Can anything possibly be more magical than witnessing the sunrise shining through the crystal necklace of dewdrops that adorn a spiders web at the dawn of the day? Not only do these amazing structures look for all the world like the most glorious of diamond necklaces, but at the right angle of viewing, the whole web will shimmer in a scintillating rainbow of color, leaving you breathless with delight.
We all know that light is not truly white at all, but made up of seven basic colors. In fact it can be split into red, orange, yellow, green, blue, indigo and violet. You only ever see these individual colors when light is refracted through prisms, and water vapor is especially good at displaying rainbows, when millions of tiny water droplets act as single prisms and set off an awesome display of color.

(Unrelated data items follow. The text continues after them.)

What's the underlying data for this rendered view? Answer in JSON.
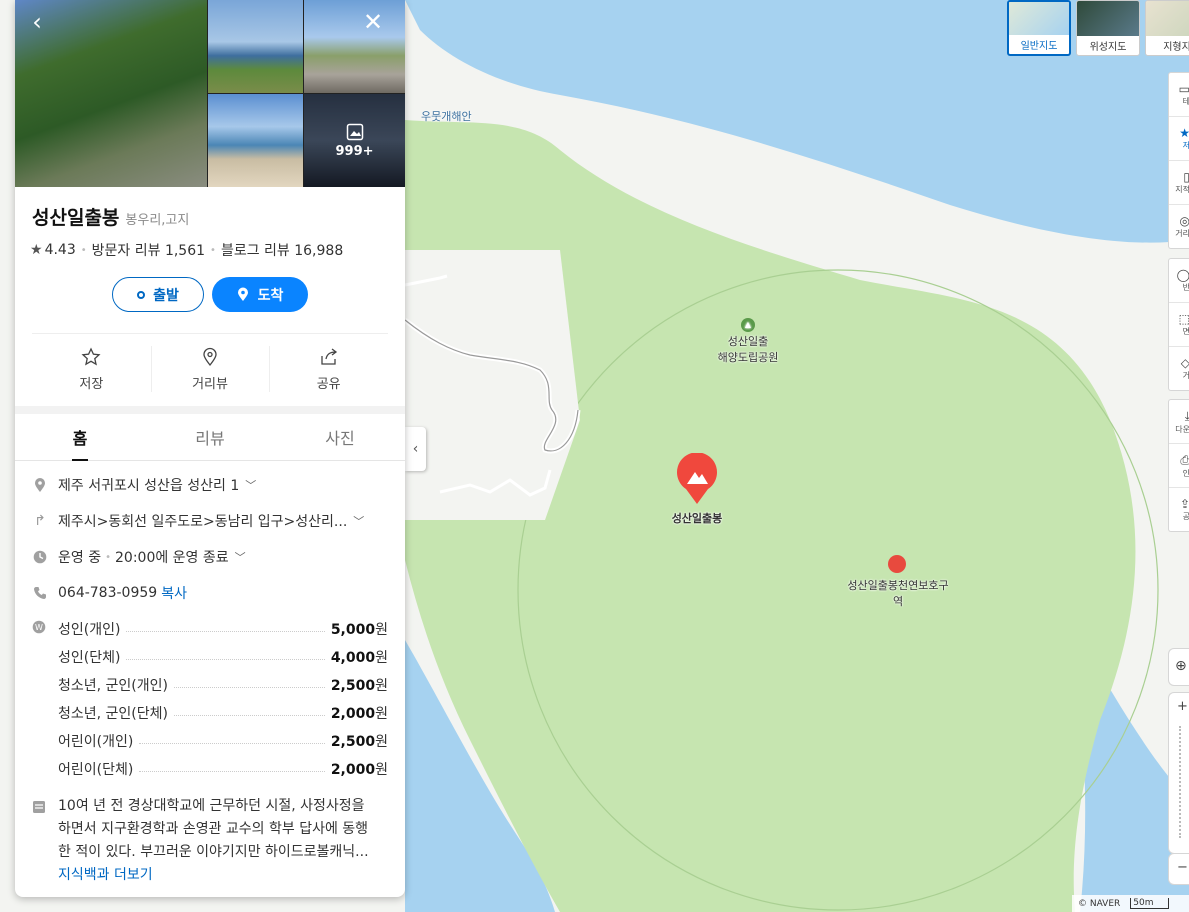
{
  "place": {
    "name": "성산일출봉",
    "category": "봉우리,고지",
    "rating": "4.43",
    "visitor_reviews": "방문자 리뷰 1,561",
    "blog_reviews": "블로그 리뷰 16,988",
    "photo_count": "999+"
  },
  "route": {
    "depart": "출발",
    "arrive": "도착"
  },
  "actions": [
    {
      "label": "저장",
      "icon": "star-icon"
    },
    {
      "label": "거리뷰",
      "icon": "pin-icon"
    },
    {
      "label": "공유",
      "icon": "share-icon"
    }
  ],
  "tabs": [
    "홈",
    "리뷰",
    "사진"
  ],
  "active_tab": "홈",
  "info": {
    "address": "제주 서귀포시 성산읍 성산리 1",
    "directions": "제주시>동회선 일주도로>동남리 입구>성산리...",
    "status": "운영 중",
    "hours": "20:00에 운영 종료",
    "phone": "064-783-0959",
    "copy": "복사"
  },
  "fees": [
    {
      "label": "성인(개인)",
      "price": "5,000",
      "unit": "원"
    },
    {
      "label": "성인(단체)",
      "price": "4,000",
      "unit": "원"
    },
    {
      "label": "청소년, 군인(개인)",
      "price": "2,500",
      "unit": "원"
    },
    {
      "label": "청소년, 군인(단체)",
      "price": "2,000",
      "unit": "원"
    },
    {
      "label": "어린이(개인)",
      "price": "2,500",
      "unit": "원"
    },
    {
      "label": "어린이(단체)",
      "price": "2,000",
      "unit": "원"
    }
  ],
  "description": {
    "text": "10여 년 전 경상대학교에 근무하던 시절, 사정사정을 하면서 지구환경학과 손영관 교수의 학부 답사에 동행한 적이 있다. 부끄러운 이야기지만 하이드로볼캐닉...",
    "more": "지식백과 더보기"
  },
  "map": {
    "map_types": [
      "일반지도",
      "위성지도",
      "지형지"
    ],
    "labels": {
      "bay": "우뭇개해안",
      "park_1": "성산일출",
      "park_2": "해양도립공원",
      "marker": "성산일출봉",
      "monument_1": "성산일출봉천연보호구",
      "monument_2": "역"
    },
    "tools": [
      "테",
      "저",
      "지적",
      "거리",
      "반",
      "면",
      "거",
      "다운",
      "인",
      "공"
    ],
    "copyright": "© NAVER",
    "scale": "50m",
    "colors": {
      "water": "#a6d2f0",
      "land": "#c6e5b0",
      "sand": "#f4f5f2",
      "accent": "#0a84ff",
      "marker": "#f0483d"
    }
  }
}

Waterfalls are excellent places to get the full benefit of this naturally occurring effect. Standing well below the precipice over which the water flows, you will find your vision obscured by vast clouds of water-vapor, billions of droplets thrown up into the air by the force of the falls. Sunlight streaming through these mists will often appear as rainbows, stunningly short-lived and spectacular.
Of course any drop of water that falls can, in the right circumstance, provide an awesome view of rainbow colors, as many photographers have gone to great lengths to prove. A single drop into a pool below can provide incredible images of things the human eye would be too slow to see, using time-lapse and slow speed technologies.

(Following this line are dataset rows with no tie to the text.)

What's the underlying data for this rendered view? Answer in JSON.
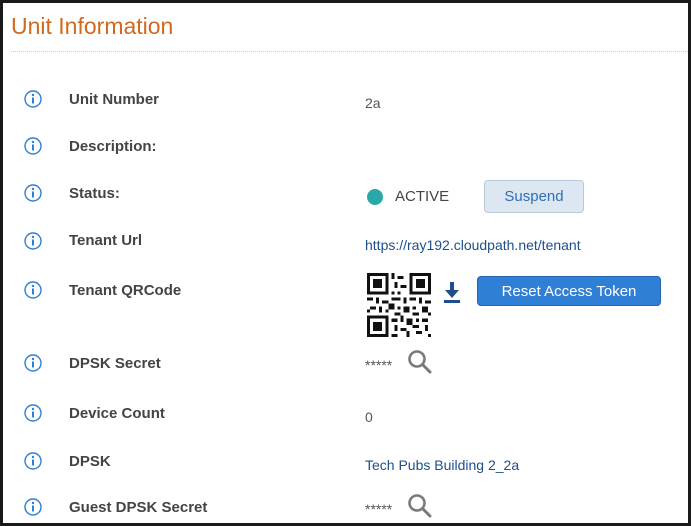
{
  "panel": {
    "title": "Unit Information"
  },
  "rows": {
    "unit_number": {
      "label": "Unit Number",
      "value": "2a"
    },
    "description": {
      "label": "Description:",
      "value": ""
    },
    "status": {
      "label": "Status:",
      "value": "ACTIVE",
      "dot_color": "#2aa8a8",
      "button": "Suspend"
    },
    "tenant_url": {
      "label": "Tenant Url",
      "value": "https://ray192.cloudpath.net/tenant"
    },
    "tenant_qrcode": {
      "label": "Tenant QRCode",
      "button": "Reset Access Token"
    },
    "dpsk_secret": {
      "label": "DPSK Secret",
      "value": "*****"
    },
    "device_count": {
      "label": "Device Count",
      "value": "0"
    },
    "dpsk": {
      "label": "DPSK",
      "value": "Tech Pubs Building 2_2a"
    },
    "guest_dpsk_secret": {
      "label": "Guest DPSK Secret",
      "value": "*****"
    }
  },
  "colors": {
    "title": "#d2691e",
    "info_icon": "#2f7fd6",
    "link": "#1f4f8b",
    "primary_button": "#2f7fd6"
  },
  "icons": {
    "info": "info-circle-icon",
    "search": "magnifier-icon",
    "download": "download-arrow-icon",
    "qr": "qr-code"
  }
}
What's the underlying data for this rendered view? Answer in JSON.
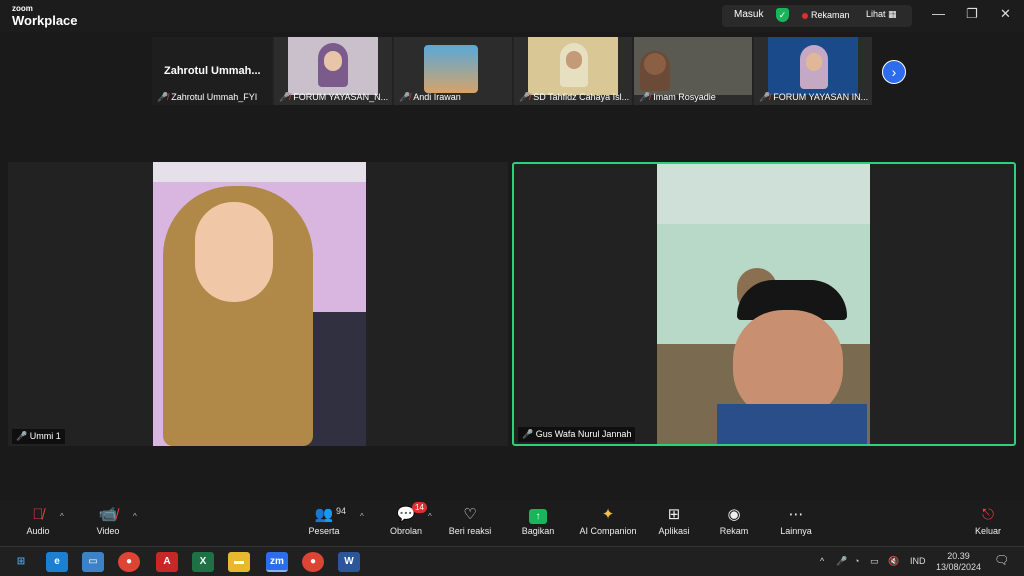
{
  "app": {
    "brand_small": "zoom",
    "brand_big": "Workplace"
  },
  "titlebar": {
    "masuk": "Masuk",
    "rekaman": "Rekaman",
    "lihat": "Lihat"
  },
  "strip": {
    "featured": "Zahrotul  Ummah...",
    "tiles": [
      {
        "name": "Zahrotul Ummah_FYI"
      },
      {
        "name": "FORUM YAYASAN_N..."
      },
      {
        "name": "Andi Irawan"
      },
      {
        "name": "SD Tahfidz Cahaya Isl..."
      },
      {
        "name": "Imam Rosyadie"
      },
      {
        "name": "FORUM YAYASAN IN..."
      }
    ]
  },
  "videos": {
    "left_name": "Ummi 1",
    "right_name": "Gus Wafa Nurul Jannah"
  },
  "toolbar": {
    "audio": "Audio",
    "video": "Video",
    "peserta": "Peserta",
    "peserta_count": "94",
    "obrolan": "Obrolan",
    "obrolan_badge": "14",
    "beri_reaksi": "Beri reaksi",
    "bagikan": "Bagikan",
    "ai_companion": "AI Companion",
    "aplikasi": "Aplikasi",
    "rekam": "Rekam",
    "lainnya": "Lainnya",
    "keluar": "Keluar"
  },
  "taskbar": {
    "lang": "IND",
    "time": "20.39",
    "date": "13/08/2024"
  },
  "colors": {
    "active_speaker": "#2fd07b",
    "share": "#19b55b",
    "mute": "#e84141",
    "accent": "#2d6ced"
  }
}
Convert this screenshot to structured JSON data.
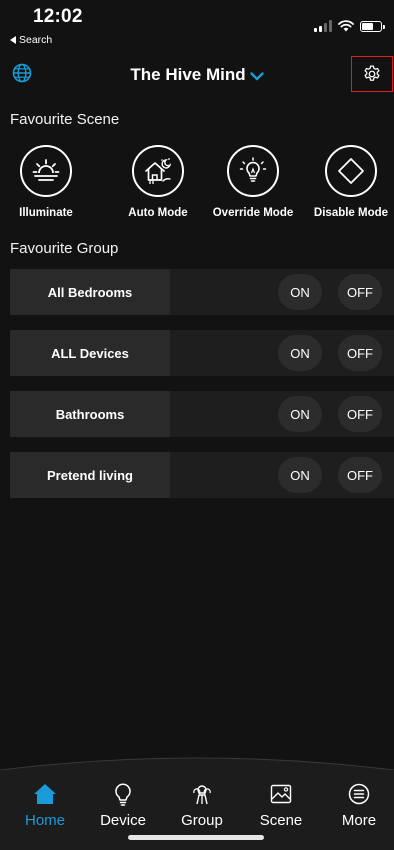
{
  "status_bar": {
    "time": "12:02",
    "back_label": "Search"
  },
  "header": {
    "title": "The Hive Mind",
    "accent_color": "#1a9bd8",
    "left_icon": "globe-icon",
    "right_icon": "gear-icon"
  },
  "favourite_scene": {
    "title": "Favourite Scene",
    "items": [
      {
        "label": "Illuminate",
        "icon": "sunrise-icon"
      },
      {
        "label": "Auto Mode",
        "icon": "house-moon-icon"
      },
      {
        "label": "Override Mode",
        "icon": "lightbulb-icon"
      },
      {
        "label": "Disable Mode",
        "icon": "diamond-icon"
      }
    ]
  },
  "favourite_group": {
    "title": "Favourite Group",
    "on_label": "ON",
    "off_label": "OFF",
    "items": [
      {
        "name": "All Bedrooms"
      },
      {
        "name": "ALL Devices"
      },
      {
        "name": "Bathrooms"
      },
      {
        "name": "Pretend living"
      }
    ]
  },
  "bottom_nav": {
    "active_color": "#1a9bd8",
    "items": [
      {
        "label": "Home",
        "icon": "home-icon",
        "active": true
      },
      {
        "label": "Device",
        "icon": "bulb-outline-icon",
        "active": false
      },
      {
        "label": "Group",
        "icon": "group-icon",
        "active": false
      },
      {
        "label": "Scene",
        "icon": "picture-icon",
        "active": false
      },
      {
        "label": "More",
        "icon": "list-circle-icon",
        "active": false
      }
    ]
  }
}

The fragility of white light is made all the more obvious through the use of these techniques, and the tremendous shortcomings of human vision are horribly exposed. There is far more to see in the natural world than human senses allow, but at least we can appreciate the rainbows.

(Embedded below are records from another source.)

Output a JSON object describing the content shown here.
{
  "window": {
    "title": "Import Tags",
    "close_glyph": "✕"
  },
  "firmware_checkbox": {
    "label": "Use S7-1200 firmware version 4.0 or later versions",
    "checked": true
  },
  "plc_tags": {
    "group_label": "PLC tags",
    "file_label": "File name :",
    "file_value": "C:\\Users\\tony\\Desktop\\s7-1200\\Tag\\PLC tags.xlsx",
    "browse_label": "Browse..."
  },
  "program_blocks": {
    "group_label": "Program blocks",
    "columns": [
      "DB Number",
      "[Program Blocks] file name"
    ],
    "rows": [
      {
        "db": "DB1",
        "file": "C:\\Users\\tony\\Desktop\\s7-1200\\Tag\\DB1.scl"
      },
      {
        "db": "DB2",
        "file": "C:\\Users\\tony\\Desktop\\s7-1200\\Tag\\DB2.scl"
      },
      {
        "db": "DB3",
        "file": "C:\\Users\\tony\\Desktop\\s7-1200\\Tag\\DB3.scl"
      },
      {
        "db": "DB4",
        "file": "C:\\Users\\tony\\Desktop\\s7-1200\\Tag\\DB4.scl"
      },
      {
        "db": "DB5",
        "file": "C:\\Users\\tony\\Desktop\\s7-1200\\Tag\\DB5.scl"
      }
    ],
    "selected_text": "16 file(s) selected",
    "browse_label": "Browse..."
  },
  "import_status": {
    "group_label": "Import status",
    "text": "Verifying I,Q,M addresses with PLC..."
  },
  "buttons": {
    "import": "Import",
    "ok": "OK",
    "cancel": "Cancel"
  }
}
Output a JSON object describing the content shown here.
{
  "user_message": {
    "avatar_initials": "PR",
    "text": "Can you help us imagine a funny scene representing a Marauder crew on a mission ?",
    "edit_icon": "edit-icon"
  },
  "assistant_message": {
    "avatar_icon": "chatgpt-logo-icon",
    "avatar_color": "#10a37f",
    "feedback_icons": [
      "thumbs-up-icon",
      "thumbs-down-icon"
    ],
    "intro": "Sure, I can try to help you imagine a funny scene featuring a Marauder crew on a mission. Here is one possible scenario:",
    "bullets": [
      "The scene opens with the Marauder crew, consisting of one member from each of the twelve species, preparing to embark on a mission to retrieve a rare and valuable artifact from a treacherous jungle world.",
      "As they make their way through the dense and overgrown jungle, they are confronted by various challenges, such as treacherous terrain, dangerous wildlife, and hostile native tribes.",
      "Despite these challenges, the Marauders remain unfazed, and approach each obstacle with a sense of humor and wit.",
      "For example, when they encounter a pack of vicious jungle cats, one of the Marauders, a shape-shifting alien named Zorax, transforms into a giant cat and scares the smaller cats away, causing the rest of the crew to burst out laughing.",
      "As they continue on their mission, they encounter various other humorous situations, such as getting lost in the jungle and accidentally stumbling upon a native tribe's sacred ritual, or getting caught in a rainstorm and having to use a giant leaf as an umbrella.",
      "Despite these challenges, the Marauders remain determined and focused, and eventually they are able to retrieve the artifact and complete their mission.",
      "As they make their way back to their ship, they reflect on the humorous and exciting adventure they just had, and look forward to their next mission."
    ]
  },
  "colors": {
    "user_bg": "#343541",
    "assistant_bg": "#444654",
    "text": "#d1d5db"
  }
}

Three things have to happen for you to see a rainbow. The sun must be shining, be behind you, and there must be water drops in the air in front of you. Sunlight shines into the water drops, which bend or “refract” the light and separate it into colors.
Actually, the rays of light bend twice. As they enter the drops, the rays of light bend, then reflect off the back of the drops. Then they bend again, this time while exiting the drops. That’s when the light appears before our eyes. You’ll see the brightest rainbows when the water drops are large, usually right after a rain shower. Because rainbows are light and because light rays strike everyone’s eyes a little differently, the rainbow you see will be a little different from the one someone else sees, even if he or she is standing right beside you.
Someone else a short distance away or looking from a different angle may see a much different rainbow – or no rainbow at all. Another oddity is that you might see a rainbow’s reflection in a lake without seeing any rainbow above it in the sky! That’s because you may be at the wrong angle to see the rainbow but are in the perfect spot to see its reflection in a lake.
Water truly can form works of art when you get to see the hidden colors of water droplets.